Acordam em conferência os juízes na 5.ª Secção Criminal do Tribunal da Relação de Coimbra I. Relatório 1. No âmbito do processo n.º 830/19.0T9LRA, provindo do Tribunal Judicial da Comarca de Leiria, Leiria – Juízo Inst. Criminal – Juiz 3, finda a fase de inquérito o Ministério Público, entendendo carecer de legitimidade para o exercício da ação penal, por inadmissibilidade legal do procedimento, determinou o arquivamento dos autos – [cf. fls. 24 a 25].

  1. Requereu, então, o denunciante a sua admissão a intervir nos autos como assistente e, bem assim, a abertura da instrução, pugnando pela pronúncia a final dos denunciados (…) e (…) pela prática de um crime de burla qualificada – [cf. fls. 28 a 32].

  2. Por despacho judicial proferido em 10.07.2019 veio o requerimento de abertura da instrução a ser rejeitado, ao abrigo do disposto nos artigos 283.º, n.º 3, alínea b) e 287.º, n.ºs 2 e 3, todos do CPP, por inadmissibilidade legal.

  3. Inconformado recorreu o assistente, formulando as seguintes conclusões: 1. O ora Recorrente requereu a Abertura de Instrução com base na discordância face ao arquivamento do Ministério Público, em que, no entendimento deste, se estaria perante um crime particular e não de um crime público, como é convicção do Recorrente; 2. Entende o Recorrente que se está perante um crime público, não dependente de queixa ou acusação -, por se tratar de um crime de burla qualificada – em razão do valor do prejuízo e portanto, entende que não renunciou a qualquer direito de queixa ou acusação; 3. O Recorrente requereu a abertura da instrução para que se determinasse se se estava ou não diante de um crime de burla qualificada e, como tal, dependente de simples denúncia, e, consequentemente, não tendo renunciado a qualquer direito com a dedução do pedido cível prévio; 4. O Tribunal a quo quer impor ao Recorrente, enquanto participante/denunciante que faça mais do que lhe compete, indicando autorias, lideranças, poderes de autoridade, etc.
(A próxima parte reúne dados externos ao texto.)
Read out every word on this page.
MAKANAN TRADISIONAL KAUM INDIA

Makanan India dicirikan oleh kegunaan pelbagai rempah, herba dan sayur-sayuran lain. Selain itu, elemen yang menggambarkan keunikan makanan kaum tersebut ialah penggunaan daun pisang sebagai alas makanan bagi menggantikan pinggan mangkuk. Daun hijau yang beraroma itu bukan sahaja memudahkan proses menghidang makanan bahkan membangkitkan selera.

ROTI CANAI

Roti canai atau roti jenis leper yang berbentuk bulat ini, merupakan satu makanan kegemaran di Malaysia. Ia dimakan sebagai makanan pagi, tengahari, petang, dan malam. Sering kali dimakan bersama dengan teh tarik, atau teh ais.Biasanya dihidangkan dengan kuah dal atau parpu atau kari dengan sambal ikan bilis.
Mas, entende o Assistente, não lhe caber tal função; 5. Mais, relatou o Recorrente na sua participação e no seu RAI tudo quanto sabia.

  4. Concretamente, e contrariamente ao aduzido pelo Tribunal a quo, o Recorrente enumerou/narrou os factos que entende ter de estar por base de uma acusação.

  5. Mais, no RAI, aplicou e enumerou as normas aplicáveis ao caso em análise e mostrando o porquê de se dever considerar a burla como qualificada e, como tal, pronunciar-se os Arguidos.

  6. Não parece ao Recorrente fazer sentido os argumentos aduzidos, quando queria, e quer, o Recorrente ver discutida em instrução a questão de saber se se está perante um crime público ou particular, dependente de denúncia ou acusação particular.

  7. Não se poderá acolher o argumento de que o Recorrente não autonomizou os argumentos de facto e de direito, porquanto, e embora não estando sujeito a qualquer forma, o Recorrente no seu RAI elencou 36 factos, tendo de seguida elencado as normas de direito aplicáveis, como se verá; 10. O RAI do Recorrente continha todos os factos que imputava aos Arguidos e que consubstanciam, na sua opinião crime público, bem como, elencou todas as normas que hajam de ser aplicadas.

  8. O ora Recorrente apresentou o seu RAI ao abrigo do artigo 287.º do CPP, cumprindo com o prescrito no seu n.º 2 e, consequentemente com o artigo 283.º, n.º 3, al. b) e c) do CPP; 12. Discorda o Recorrente com o Tribunal a quo porquanto contrariamente a este, o Recorrente considera ter feito uma narração dos factos que fundamentam a aplicação aos arguidos de uma pena, incluiu na medida do possível – conforme prevê a lei – o lugar, o tempo e a motivação da prática.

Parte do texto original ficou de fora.